Come non osservare che i due limoni raffigurati nel ‘L’Incontro’ sembrano personaggi colti nel momento in cui s’annusano e forse stanno per baciarsi? E il titolo, si badi bene, è stato messo da Corona stesso.

Oppure si guardi meglio la straordiaria e nuova per cromia Zucca di fronte (ABnormal), appunto, messasi forse lei stessa “di fronte” come per un ristratto umano.

Che dire del ‘Limone in posa’? Parla il titolo che gli ha dato Gianluca: si intende infatti che i limone posa decidere come megli mettersi davanti all’obbiettivo del fotografo-pittore.

E’ dunque da vedersi in questi “nuovi” titoli anche l’accettazione di una lettura, quale quella che si è tentata qui sopra, o il manifesto di una cosciente umanizzazione della natura fatto prorpio e accettato dall’artista? Forse, ma non solo.

Qui sta anche un progresso rispetto a quanto quesi limoni sono in grado di vocare. A e non evocano tanto i versi indimebticabili di Eugenio Montale (cui pure ama riferirsi il nostro Gianluca), ma un mondo più sensuale e forse torbidamete più remoto, benchè impastoiato col prestente: un Seicento coniugato con un set cinematografico, o con una location per un forografo di oggetti di design allestita in un loft di periferia, dove chissà quanto cose accadono una volta finite le riprese.

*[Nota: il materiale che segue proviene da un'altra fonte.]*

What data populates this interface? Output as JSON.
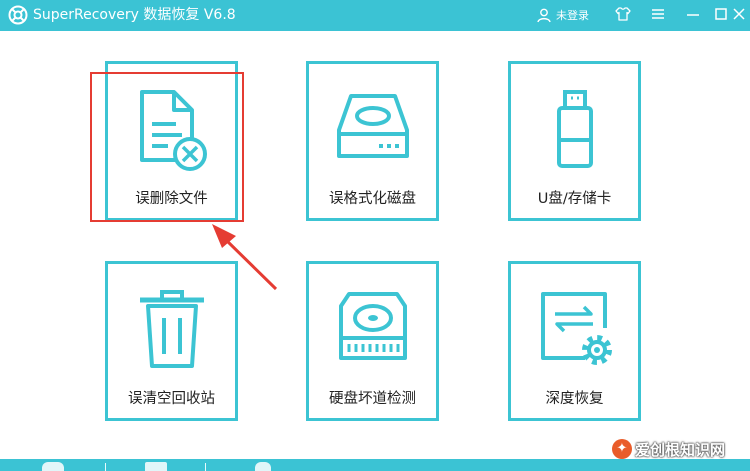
{
  "titlebar": {
    "app_title": "SuperRecovery 数据恢复 V6.8",
    "login_label": "未登录",
    "logo_icon": "lifebuoy-logo-icon",
    "buttons": [
      "shirt-skin-icon",
      "menu-icon",
      "minimize-icon",
      "maximize-icon",
      "close-icon"
    ]
  },
  "cards": [
    {
      "label": "误删除文件",
      "icon": "deleted-document-icon"
    },
    {
      "label": "误格式化磁盘",
      "icon": "hard-drive-icon"
    },
    {
      "label": "U盘/存储卡",
      "icon": "usb-drive-icon"
    },
    {
      "label": "误清空回收站",
      "icon": "trash-bin-icon"
    },
    {
      "label": "硬盘坏道检测",
      "icon": "disk-check-icon"
    },
    {
      "label": "深度恢复",
      "icon": "deep-recovery-icon"
    }
  ],
  "watermark": {
    "text": "爱创根知识网"
  },
  "colors": {
    "accent": "#3bc3d4",
    "highlight": "#e53c33"
  }
}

E se l”Astrozucca’ richiama banalmente un’astronave, un po’ accidentata e come arenatasi sulla spiagga (ma, allora: astronave o ancora una volta, essere vivente come, per dire, una balena o un grosso cetaeo), lascio volentieri ai visitatori di questa mostra di proseguire il gioco delle associazioni mentali (e quello di scoprire anche qualche lato oscuro della nostra psiche) guardando il Rametto di albicocche (Passione), frutti che, già di per sé, evocano dolcezza e peccato, come, appunto, nella pittura medievale e rinascimentale.

Ci sono artisti che, con coraggio, mettono tutti se stessi in gioco, esibendo il loro copro e loro drammi, o video installazioni o sequenze fotografiche che denunciano il malessere dell’uomo nella società contemporanea, o i gravi problemi che ci assillano quotidianamente.

Le pitture di Corona sembrano, a prima vista, collocarsi fuori dal tempo e dallo spaizo e offrirci una visione intimista e senza traumi del presente. Ma basta addentrarvicisi un poco, non lasciarsi ingannare dalla tecnica, per scoprirvi tanti altri significati (proprio come accadeva nella pittura antica) e, soprattutto, per ritrovarvi gli abissi dell’Io e, forse, di una parte di quelli in cui tutti tentiamo ogni giorno di non cadere.